Economies that slowly encouraged foreign participation have seen tremendous growth not only in foreign investment and jobs, but also the scale and competitiveness of local companies. China has encouraged American businesses to operate on their shores. The strength of these businesses have even driven so many Chinese businesses that could not compete under and the rest have had to improve their operations. It is usually pointed out to Americans who complain about their large trade deficit with China that the companies in China that cause this trade deficit are American companies operating in China – in a sense, America is having a trade deficit with itself [give the example of the iPhone]. India has seen the emergence of Infosys on the global scene after they opened their Information technology market to international competition. Indeed the founders of Infosys were concerned about this and considered selling their business to the foreign competitors, but decided instead to make huge investment in Indian local human capital. India has even recently opened its local retail sector to global supermarket chains.

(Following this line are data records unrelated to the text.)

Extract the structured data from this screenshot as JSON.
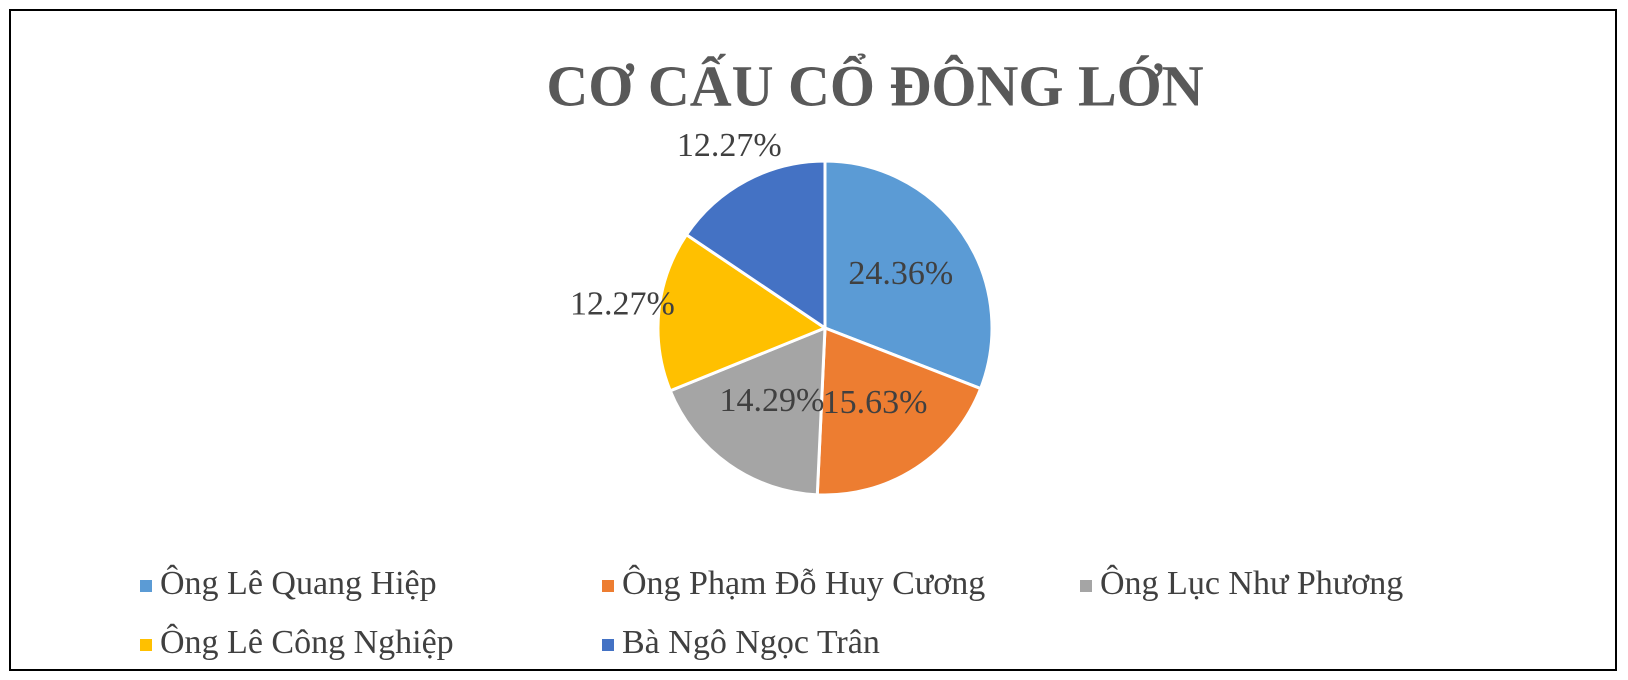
{
  "chart_data": {
    "type": "pie",
    "title": "CƠ CẤU CỔ ĐÔNG LỚN",
    "categories": [
      "Ông Lê Quang Hiệp",
      "Ông Phạm Đỗ Huy Cương",
      "Ông Lục Như Phương",
      "Ông Lê Công Nghiệp",
      "Bà Ngô Ngọc Trân"
    ],
    "values": [
      24.36,
      15.63,
      14.29,
      12.27,
      12.27
    ],
    "value_labels": [
      "24.36%",
      "15.63%",
      "14.29%",
      "12.27%",
      "12.27%"
    ],
    "colors": [
      "#5b9bd5",
      "#ed7d31",
      "#a5a5a5",
      "#ffc000",
      "#4472c4"
    ],
    "legend": "bottom"
  }
}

The reason we seem to be on track to repeating all past errors in Nigeria and in Africa is because too many of us are ignorant of our history. This is why we do not challenge regurgitated policies that led African economies to the current state. While even the highly educated Nigerians are derelict in this area, the bad quality of education in Nigeria does not help. It is due to the low standard of education that sentiments of nativism are still very strong in Nigeria and much of Africa years after the end of colonialism. But for the low standard of education, more Nigerians and Africans would understand the definition of madness – repeating the same actions and expecting a different outcome each time.